Positive and Unlabeled Graph Learning with Large Language Models for Fake News Detection

Guilherme Henrique Messias; Mariana Caravanti de Souza; Yanni Marcela Gameiro; Sylvia Iasulaitis; Eloize Rossi Marques Seno; Solange Oliveira Rezende; Alan Demétrius Baria Valejo

Guilherme Henrique Messias UFSCar
Mariana Caravanti de Souza UFMS
Yanni Marcela Gameiro UFSCar
Sylvia Iasulaitis UFSCar
Eloize Rossi Marques Seno IFSP
Solange Oliveira Rezende USP
Alan Demétrius Baria Valejo UFSCar

Resumo

Several automated approaches have been proposed to mitigate the spread of fake news, however, their performance heavily depends on the quality and representation of the data used for training, with the collection of fake news being particularly costly. Fact-checking websites emerge as viable alternatives, however, their texts often do not preserve the original format of fake news, incorporating journalistic commentary, irrelevant information and editorial biases, and generally presenting a much higher text volume than typical fake news.
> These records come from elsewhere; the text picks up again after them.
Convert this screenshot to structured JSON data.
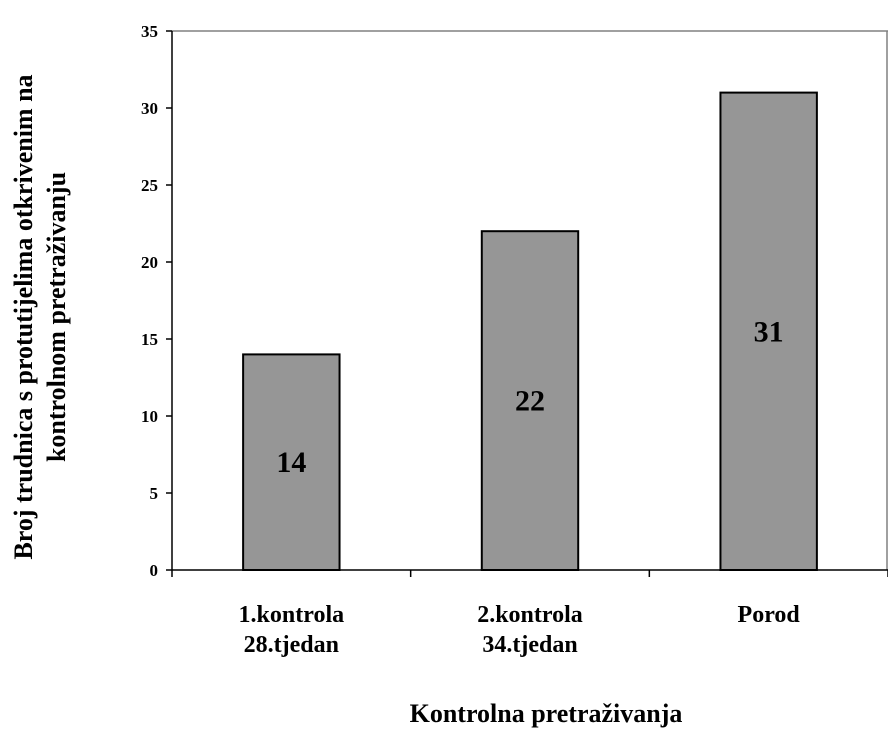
{
  "chart_data": {
    "type": "bar",
    "categories": [
      [
        "1.kontrola",
        "28.tjedan"
      ],
      [
        "2.kontrola",
        "34.tjedan"
      ],
      [
        "Porod"
      ]
    ],
    "values": [
      14,
      22,
      31
    ],
    "data_labels": [
      "14",
      "22",
      "31"
    ],
    "ylim": [
      0,
      35
    ],
    "yticks": [
      0,
      5,
      10,
      15,
      20,
      25,
      30,
      35
    ],
    "ytick_labels": [
      "0",
      "5",
      "10",
      "15",
      "20",
      "25",
      "30",
      "35"
    ],
    "xlabel": "Kontrolna pretraživanja",
    "ylabel": [
      "Broj trudnica s protutijelima otkrivenim na",
      "kontrolnom pretraživanju"
    ],
    "grid": false,
    "bar_color": "#969696",
    "bar_edge_color": "#000000"
  }
}
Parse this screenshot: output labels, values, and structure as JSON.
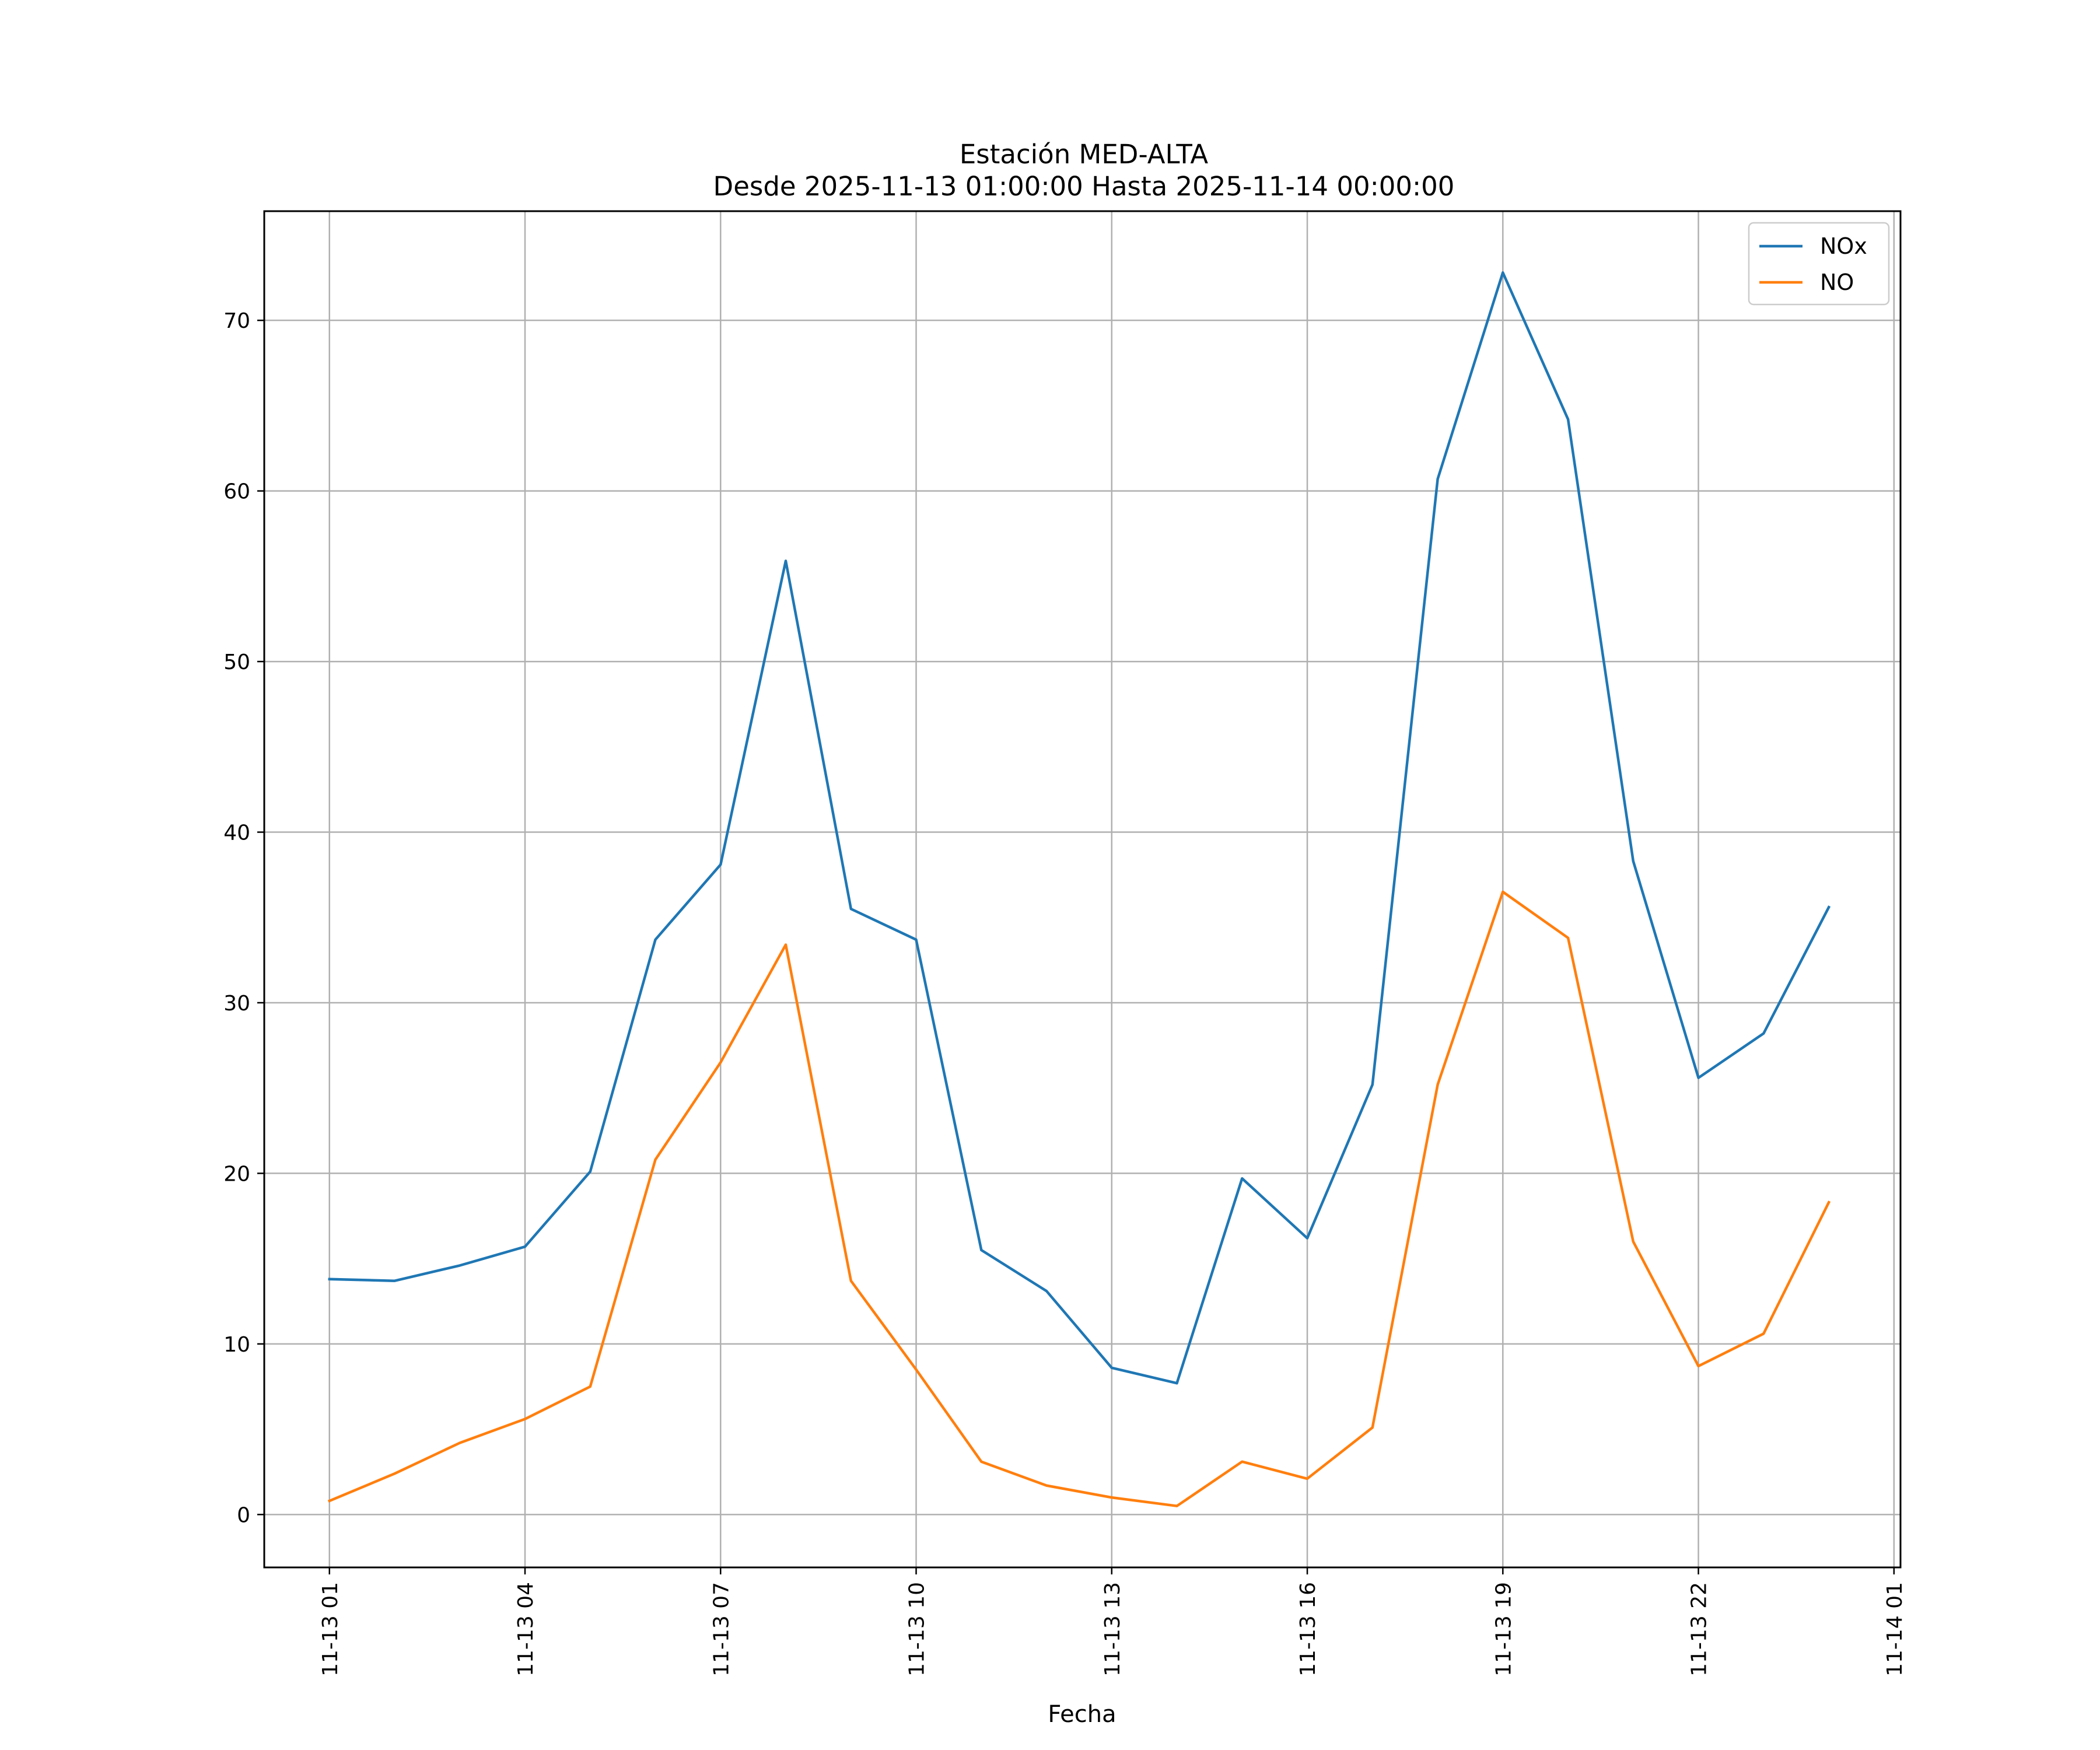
{
  "chart_data": {
    "type": "line",
    "title": "Estación MED-ALTA",
    "subtitle": "Desde 2025-11-13 01:00:00 Hasta 2025-11-14 00:00:00",
    "xlabel": "Fecha",
    "ylabel": "",
    "x": [
      "11-13 01",
      "11-13 02",
      "11-13 03",
      "11-13 04",
      "11-13 05",
      "11-13 06",
      "11-13 07",
      "11-13 08",
      "11-13 09",
      "11-13 10",
      "11-13 11",
      "11-13 12",
      "11-13 13",
      "11-13 14",
      "11-13 15",
      "11-13 16",
      "11-13 17",
      "11-13 18",
      "11-13 19",
      "11-13 20",
      "11-13 21",
      "11-13 22",
      "11-13 23",
      "11-14 00"
    ],
    "x_ticks": [
      "11-13 01",
      "11-13 04",
      "11-13 07",
      "11-13 10",
      "11-13 13",
      "11-13 16",
      "11-13 19",
      "11-13 22",
      "11-14 01"
    ],
    "y_ticks": [
      0,
      10,
      20,
      30,
      40,
      50,
      60,
      70
    ],
    "xlim": [
      "11-13 00:00",
      "11-14 01:06"
    ],
    "ylim": [
      -3.1,
      76.4
    ],
    "grid": true,
    "legend": "top-right",
    "series": [
      {
        "name": "NOx",
        "color": "#1f77b4",
        "values": [
          13.8,
          13.7,
          14.6,
          15.7,
          20.1,
          33.7,
          38.1,
          55.9,
          35.5,
          33.7,
          15.5,
          13.1,
          8.6,
          7.7,
          19.7,
          16.2,
          25.2,
          60.7,
          72.8,
          64.2,
          38.3,
          25.6,
          28.2,
          35.6
        ]
      },
      {
        "name": "NO",
        "color": "#ff7f0e",
        "values": [
          0.8,
          2.4,
          4.2,
          5.6,
          7.5,
          20.8,
          26.5,
          33.4,
          13.7,
          8.5,
          3.1,
          1.7,
          1.0,
          0.5,
          3.1,
          2.1,
          5.1,
          25.2,
          36.5,
          33.8,
          16.0,
          8.7,
          10.6,
          18.3
        ]
      }
    ]
  }
}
These inconsistencies hinder algorithm learning and compromise their generalization ability. In this work, we propose a framework to enhance the quality and representation of training data through the use of graphs. First, we propose the use of the Gemma3 language model, capable of automatically extracting the core content of fake news, removing irrelevant information and editorial biases. The generated fake content can be useful for composing new datasets and developing more robust content discrimination tools. Then, we propose the Yake-Graph algorithm, which constructs graphs by linking news pieces through keywords extracted from the fake news. We conduct an empirical analysis evaluating the performance of the curated dataset in positive and unlabeled learning (PUL) and positive and unlabeled graph learning (PUGL) scenarios, comparing different graph construction methods. The results show that the combination of graph-based learning models and the Yake-Graph outperforms established approaches, highlighting its potential to improve fake news detection.